En résumé
• La Suède supprime sa taxe aérienne pour relancer le secteur après la pandémie.• Cette mesure réduit les prix des billets, favorisant la mobilité et l'emploi local.
• Les écologistes craignent un recul dans la lutte contre les émissions carbone.
La Suède, pays pionnier dans la lutte contre les émissions de carbone, a annoncé récemment une décision qui risque de surprendre de nombreux observateurs. Un virage économique majeur semble se dessiner, et ce, dans un contexte où les préoccupations écologiques occupent toujours une place centrale dans le débat public. Cette initiative, prise par le gouvernement suédois, s’inscrit dans un équilibre fragile entre les impératifs économiques et les ambitions environnementales. Pour comprendre les raisons et les conséquences de cette mesure, il convient de revenir sur son historique et ses enjeux.
La taxe aérienne : un outil pour réduire l’empreinte carbone
Introduite en 2018, la taxe aérienne suédoise visait à inciter les citoyens à adopter des comportements plus respectueux de l’environnement, notamment en limitant les voyages en avion. Le principe était simple : rendre l’avion moins attractif au profit de modes de transport plus écologiques, comme le train. Ce système avait permis d’alimenter le mouvement « flygskam », qui signifie littéralement la « honte de prendre l’avion », une expression populaire en Suède portée par des activistes comme Greta Thunberg. L’objectif était de réduire l’impact environnemental du transport aérien, reconnu pour sa forte empreinte carbone.

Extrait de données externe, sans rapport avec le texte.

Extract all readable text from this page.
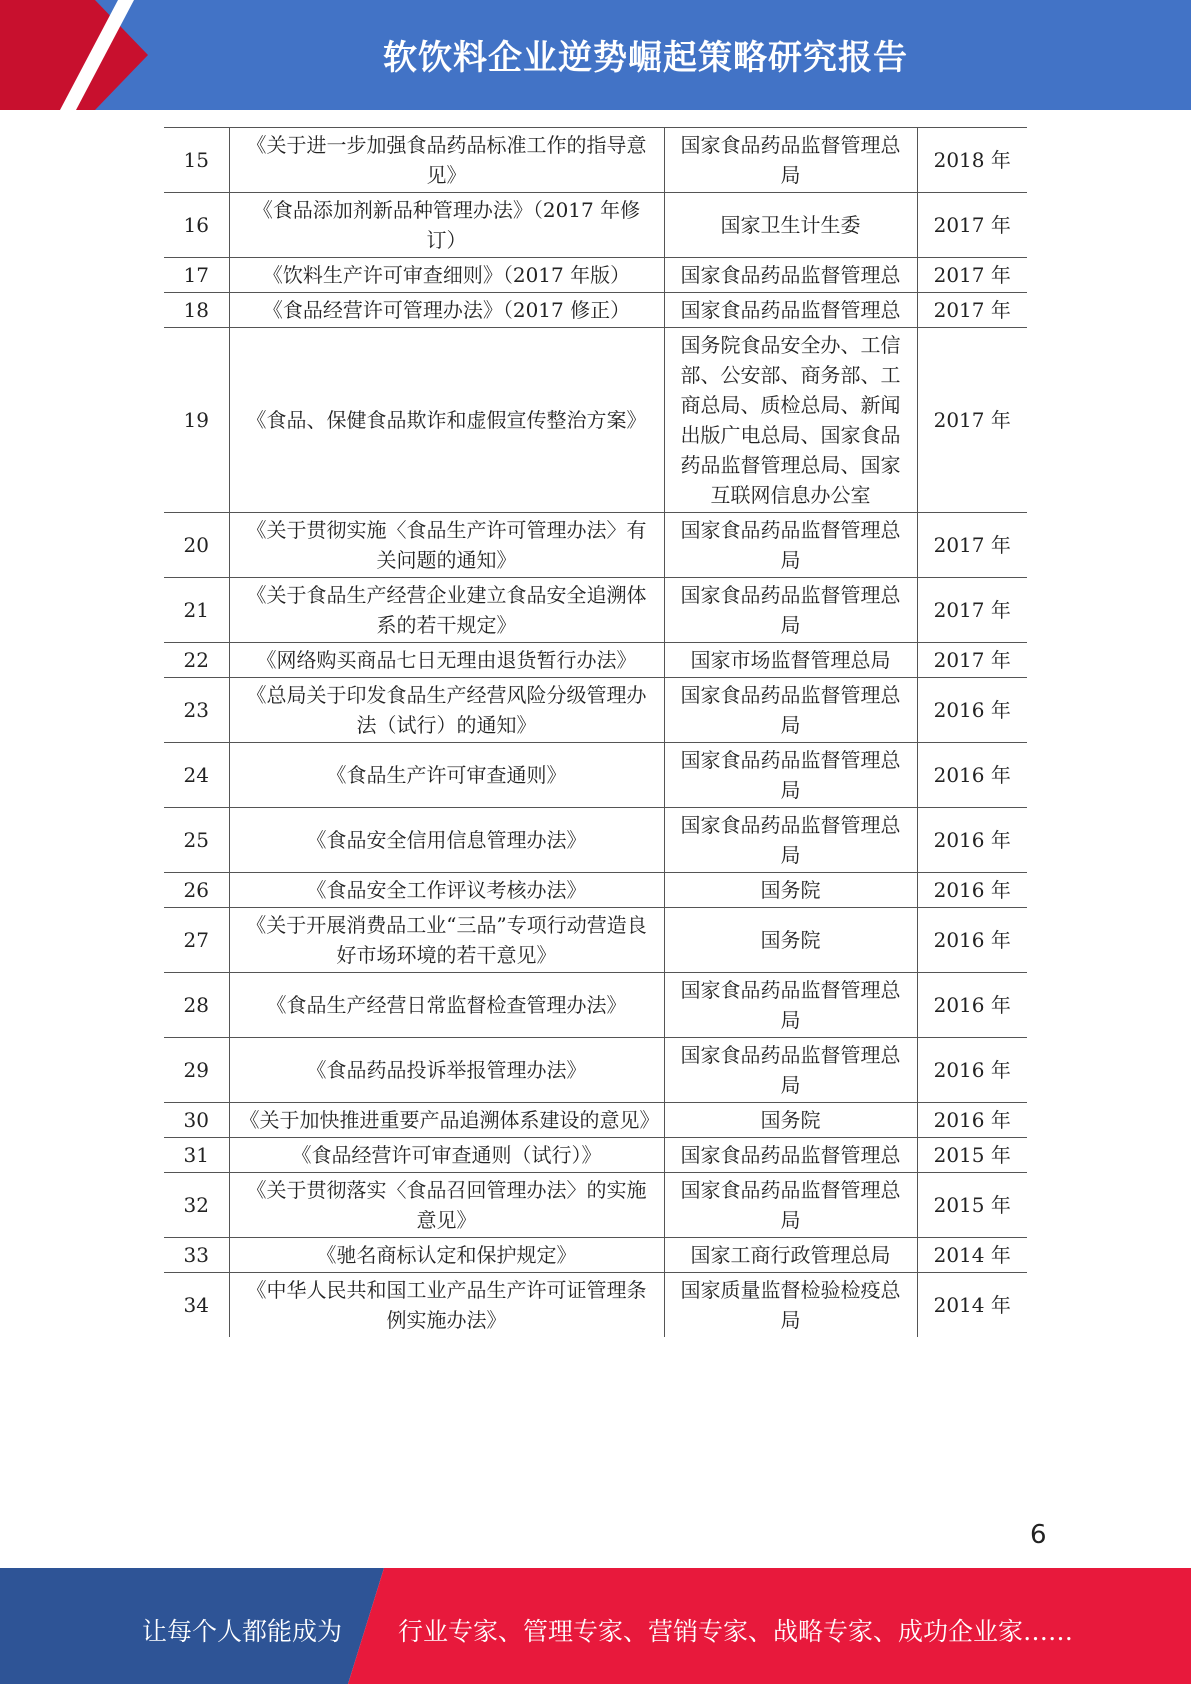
软饮料企业逆势崛起策略研究报告
15	《关于进一步加强食品药品标准工作的指导意见》	国家食品药品监督管理总局	2018 年
16	《食品添加剂新品种管理办法》（2017 年修订）	国家卫生计生委	2017 年
17	《饮料生产许可审查细则》（2017 年版）	国家食品药品监督管理总	2017 年
18	《食品经营许可管理办法》（2017 修正）	国家食品药品监督管理总	2017 年
19	《食品、保健食品欺诈和虚假宣传整治方案》	国务院食品安全办、工信部、公安部、商务部、工商总局、质检总局、新闻出版广电总局、国家食品药品监督管理总局、国家互联网信息办公室	2017 年
20	《关于贯彻实施〈食品生产许可管理办法〉有关问题的通知》	国家食品药品监督管理总局	2017 年
21	《关于食品生产经营企业建立食品安全追溯体系的若干规定》	国家食品药品监督管理总局	2017 年
22	《网络购买商品七日无理由退货暂行办法》	国家市场监督管理总局	2017 年
23	《总局关于印发食品生产经营风险分级管理办法（试行）的通知》	国家食品药品监督管理总局	2016 年
24	《食品生产许可审查通则》	国家食品药品监督管理总局	2016 年
25	《食品安全信用信息管理办法》	国家食品药品监督管理总局	2016 年
26	《食品安全工作评议考核办法》	国务院	2016 年
27	《关于开展消费品工业“三品”专项行动营造良好市场环境的若干意见》	国务院	2016 年
28	《食品生产经营日常监督检查管理办法》	国家食品药品监督管理总局	2016 年
29	《食品药品投诉举报管理办法》	国家食品药品监督管理总局	2016 年
30	《关于加快推进重要产品追溯体系建设的意见》	国务院	2016 年
31	《食品经营许可审查通则（试行）》	国家食品药品监督管理总	2015 年
32	《关于贯彻落实〈食品召回管理办法〉的实施意见》	国家食品药品监督管理总局	2015 年
33	《驰名商标认定和保护规定》	国家工商行政管理总局	2014 年
34	《中华人民共和国工业产品生产许可证管理条例实施办法》	国家质量监督检验检疫总局	2014 年
6
让每个人都能成为 行业专家、管理专家、营销专家、战略专家、成功企业家……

Au-delà de cette approche symbolique, l’objectif était aussi de faire baisser le volume de trajets aériens internes et internationaux. Ce mouvement a eu un impact notable en Suède, où une diminution des passagers sur les vols intérieurs a été observée en 2019, tandis que les transports ferroviaires enregistraient un nombre croissant de voyageurs. Cette stratégie a permis de renforcer l’image de la Suède comme un modèle en matière de durabilité et d’écologie. Cependant, les résultats de cette taxe sont loin d’être homogènes et ont suscité des débats.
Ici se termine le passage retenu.